President Clinton debated U.N. Secretary-General Kofi Annan this week over when the international community should intervene in civil wars to halt mass slaughter.
They addressed the opening session of the General Assembly on different days. But they were really sniping at each other, about their divisions over what was or wasn't done to help the people of Rwanda, Kosovo and East Timor. Neither leader got to the heart of the matter.
Annan pushed for more and quicker humanitarian intervention in civil wars. He decried the outdated emphasis U.N. members still place on state sovereignty. Prime example: Security Council members insisted on waiting for Indonesia's permission before sending a peacekeeping mission to East Timor, by which time the Indonesian military had already sacked the island.
"Nothing in the (U.N.) Charter precludes a recognition that there are rights beyond borders," Annan argued. In his view, key U.N. members must not let countries use claims of national sovereignty to cover up flagrant abuses of human rights.
The real target of Annan's wrath is Security Council members who have thwarted human-rights interventions with their veto power. He is still bitter at the United States for blocking council action in 1994 to prevent genocidal killings in Rwanda.

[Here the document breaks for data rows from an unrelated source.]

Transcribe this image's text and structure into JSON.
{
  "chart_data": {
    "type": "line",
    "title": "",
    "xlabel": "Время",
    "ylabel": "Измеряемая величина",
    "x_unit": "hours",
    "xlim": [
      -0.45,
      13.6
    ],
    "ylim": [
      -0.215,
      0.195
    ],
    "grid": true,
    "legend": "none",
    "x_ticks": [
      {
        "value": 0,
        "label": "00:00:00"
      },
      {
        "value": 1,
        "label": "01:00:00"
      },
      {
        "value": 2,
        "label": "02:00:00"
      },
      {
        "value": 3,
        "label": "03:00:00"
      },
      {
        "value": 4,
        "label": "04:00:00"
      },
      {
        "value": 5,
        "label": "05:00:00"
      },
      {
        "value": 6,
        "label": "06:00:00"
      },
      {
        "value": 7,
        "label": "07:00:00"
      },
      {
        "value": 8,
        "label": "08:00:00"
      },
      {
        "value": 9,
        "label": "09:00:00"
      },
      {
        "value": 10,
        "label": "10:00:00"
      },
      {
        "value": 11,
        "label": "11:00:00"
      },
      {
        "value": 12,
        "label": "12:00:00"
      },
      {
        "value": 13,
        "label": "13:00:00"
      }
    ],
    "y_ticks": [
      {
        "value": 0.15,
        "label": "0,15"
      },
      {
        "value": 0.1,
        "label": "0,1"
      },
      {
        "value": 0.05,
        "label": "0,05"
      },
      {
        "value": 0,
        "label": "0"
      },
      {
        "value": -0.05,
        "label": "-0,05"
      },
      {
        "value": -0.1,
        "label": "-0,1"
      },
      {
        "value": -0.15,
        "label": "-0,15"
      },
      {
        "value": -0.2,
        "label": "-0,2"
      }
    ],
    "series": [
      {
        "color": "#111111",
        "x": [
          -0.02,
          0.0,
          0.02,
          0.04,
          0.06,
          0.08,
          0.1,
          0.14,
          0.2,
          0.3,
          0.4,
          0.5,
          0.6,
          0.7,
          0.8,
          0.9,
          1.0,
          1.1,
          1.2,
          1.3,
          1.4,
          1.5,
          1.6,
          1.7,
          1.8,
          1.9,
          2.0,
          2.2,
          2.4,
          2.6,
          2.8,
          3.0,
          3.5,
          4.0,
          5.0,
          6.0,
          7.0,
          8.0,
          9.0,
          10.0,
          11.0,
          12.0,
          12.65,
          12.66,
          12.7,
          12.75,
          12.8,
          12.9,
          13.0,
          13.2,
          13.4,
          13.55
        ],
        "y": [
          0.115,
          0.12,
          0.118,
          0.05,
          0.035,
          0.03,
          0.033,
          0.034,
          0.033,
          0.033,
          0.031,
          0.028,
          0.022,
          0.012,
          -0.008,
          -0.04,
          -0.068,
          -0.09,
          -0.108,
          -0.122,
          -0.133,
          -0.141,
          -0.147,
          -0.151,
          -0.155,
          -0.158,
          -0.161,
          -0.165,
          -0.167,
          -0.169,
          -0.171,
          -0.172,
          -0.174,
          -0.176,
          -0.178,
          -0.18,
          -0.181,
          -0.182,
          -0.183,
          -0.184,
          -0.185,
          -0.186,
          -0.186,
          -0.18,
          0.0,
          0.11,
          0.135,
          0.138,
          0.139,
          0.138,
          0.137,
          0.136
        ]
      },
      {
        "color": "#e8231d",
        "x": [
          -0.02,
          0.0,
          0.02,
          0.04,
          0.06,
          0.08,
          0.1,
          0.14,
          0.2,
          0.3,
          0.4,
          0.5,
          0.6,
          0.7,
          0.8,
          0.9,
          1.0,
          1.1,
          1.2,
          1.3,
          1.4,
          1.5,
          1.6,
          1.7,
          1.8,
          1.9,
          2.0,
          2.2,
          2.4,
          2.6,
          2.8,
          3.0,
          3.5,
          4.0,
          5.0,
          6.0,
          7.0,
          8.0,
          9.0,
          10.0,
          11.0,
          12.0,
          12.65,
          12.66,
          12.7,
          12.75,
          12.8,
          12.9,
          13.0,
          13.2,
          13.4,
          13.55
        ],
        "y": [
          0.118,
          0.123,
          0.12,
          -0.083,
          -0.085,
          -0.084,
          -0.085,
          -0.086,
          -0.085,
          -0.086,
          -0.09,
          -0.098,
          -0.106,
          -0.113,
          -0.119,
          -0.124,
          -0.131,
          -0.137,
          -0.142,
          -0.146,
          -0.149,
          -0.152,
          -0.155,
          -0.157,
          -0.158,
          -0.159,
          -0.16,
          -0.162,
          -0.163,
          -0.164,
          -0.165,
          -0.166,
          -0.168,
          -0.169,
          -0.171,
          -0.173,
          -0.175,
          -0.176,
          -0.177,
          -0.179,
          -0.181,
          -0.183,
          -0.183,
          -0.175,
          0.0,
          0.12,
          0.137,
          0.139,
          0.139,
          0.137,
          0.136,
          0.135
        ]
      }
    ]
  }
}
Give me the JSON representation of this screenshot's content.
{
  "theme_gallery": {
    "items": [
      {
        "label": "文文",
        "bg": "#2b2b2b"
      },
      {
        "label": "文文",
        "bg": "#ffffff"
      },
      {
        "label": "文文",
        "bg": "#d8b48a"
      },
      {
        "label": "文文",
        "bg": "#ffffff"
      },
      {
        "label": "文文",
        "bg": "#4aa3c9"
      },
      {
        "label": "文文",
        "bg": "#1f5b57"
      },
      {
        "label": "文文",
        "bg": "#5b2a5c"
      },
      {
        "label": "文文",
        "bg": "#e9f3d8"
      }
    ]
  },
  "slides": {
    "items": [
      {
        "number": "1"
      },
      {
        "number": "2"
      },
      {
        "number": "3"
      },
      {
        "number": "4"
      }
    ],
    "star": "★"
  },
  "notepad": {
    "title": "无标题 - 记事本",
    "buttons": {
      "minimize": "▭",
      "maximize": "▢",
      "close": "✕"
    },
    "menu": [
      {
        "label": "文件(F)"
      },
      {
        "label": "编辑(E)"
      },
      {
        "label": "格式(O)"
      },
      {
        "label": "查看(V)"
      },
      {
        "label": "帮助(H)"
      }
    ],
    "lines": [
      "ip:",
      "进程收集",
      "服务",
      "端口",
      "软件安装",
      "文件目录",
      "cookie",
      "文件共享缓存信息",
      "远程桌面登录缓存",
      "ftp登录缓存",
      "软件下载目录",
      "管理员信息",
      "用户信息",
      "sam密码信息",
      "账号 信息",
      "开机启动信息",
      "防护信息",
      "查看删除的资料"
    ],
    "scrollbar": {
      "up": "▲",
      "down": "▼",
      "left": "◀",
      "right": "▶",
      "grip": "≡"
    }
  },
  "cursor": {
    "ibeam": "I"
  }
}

Annan is also angry at NATO for circumventing the Security Council when NATO bombed Yugoslavia, because Russia would have vetoed any attack on the Serbs. If sovereignty is going to be violated in the name of human rights, Annan wants a Security Council consensus.
Is this realistic? Annan thinks so, contending that states must change the way they define their national interests. "A new, broader definition of national interest is needed in the new century," he wrote this week in The Economist, according to which states would unite on common goals that supersede national interests.
Then along came Clinton to address the world body. His stress -- in speaking about international efforts to stop outbreaks of mass killing -- was on national interests. In contrast to his early human-rights rhetoric on Bosnia, he admitted that "promising too much can be as cruel as caring too little."
NATO acted in Kosovo, he said, because "we had important interests at stake." For the same reason, Nigerian peacekeepers went to Sierra Leone and Australians and other Asians will go to East Timor. "We (the United States) cannot do everything everywhere."
Here we have the nub. Annan wants U.N. members to be better than they are, to rise above crass national interests in the interests of humanity. But if the last decade has proved anything, it is that national interests still trump visions of humanitarian rescues. Most U.N. members are unwilling to risk their soldiers for humanitarian causes where no pressing national interests are involved.
Neither Western parliaments nor publics have been convinced that such casualties are worth it. Governments contemplating such interventions never present the issue squarely to their publics.
In Somalia, President Bush sold U.S. participation as a purely humanitarian aid mission, but the Clinton team expanded it to nation-building among warring militias. The U.S. public was unprepared for the casualties that followed.
In Kosovo, we blundered into chaos; although we had interests in and moral responsibility for the outcome, NATO's goals were so murky that neither U.S. nor European public opinion supported a ground war. No Western leader has ever posed the question bluntly: Should our soldiers die to save African or Balkan civilians from slaughter by their own thuggish leaders? People might say yes in the abstract -- until the first casualties.
The debate should revolve around whether regional "coalitions of the willing" should act, under U.N. mandate if possible, when their interests are directly involved. Perhaps the issue of a U.N. rapid-reaction force, made up of well-trained units from smaller powers, will arise again. Then the debate might get real.